I bite down on the inside of my cheek, nervous to tell him what I'm feeling right now.

He's still staring at me though, his grip firm on my waist as he awaits my answer.

"Um . . ." I start, then unable to finish my though.

He's going to think I'm insane.

"What is it, baby girl? You can tell me what's on your mind. I won't judge," Bryce tells me, not at all in a mocking sort of way.

Baby girl.

"I want you," I blurt out, and Bryce's eyes go wide.

"But I thought you wanted to wait until college?" Bryce asks me, using one of his hands to brush all my hair out of my face.

He tucks it behind my ears, before tilting my jaw up to look into my eyes.

He has a sincere look of concern on his face, and it makes me literally swoon.

I really don't want to talk about college right now. None of that matters right in this moment.

I'm here in Bryce's arms, the man I love with my whole heart, and I want my first time to be with him.

I can't imagine feeling this way about anyone else, not ever.

"I was waiting for the person I love. As we now both know, I think that I've found him," I tell Bryce, and that's all the convincing he needs before he scoops me up into his arms.

I giggle, wrapping my legs tight around his waist.

He holds me by the hips as he carries me back towards the direction of the parking lot, saying, "You must be freezing, huh?
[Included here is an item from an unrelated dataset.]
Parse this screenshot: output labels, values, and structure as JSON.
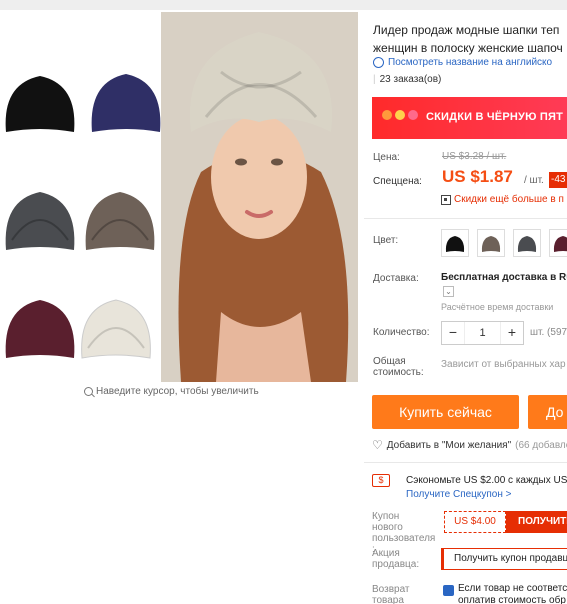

Not to mention that you look sexy as hell in this dress, but I think that I'd much prefer it on my bedroom floor."

I swear that those words literally caused my whole body to tense.

I'm speechless now, not quite sure how to respond to a comment like that.

Thankfully, Bryce continues to speak, asking, "How did you get here? Charlie drove you?"

I nod at him, and he then directs me to, "Text him and tell him that you won't need that drive anymore. I'll keep you busy all night."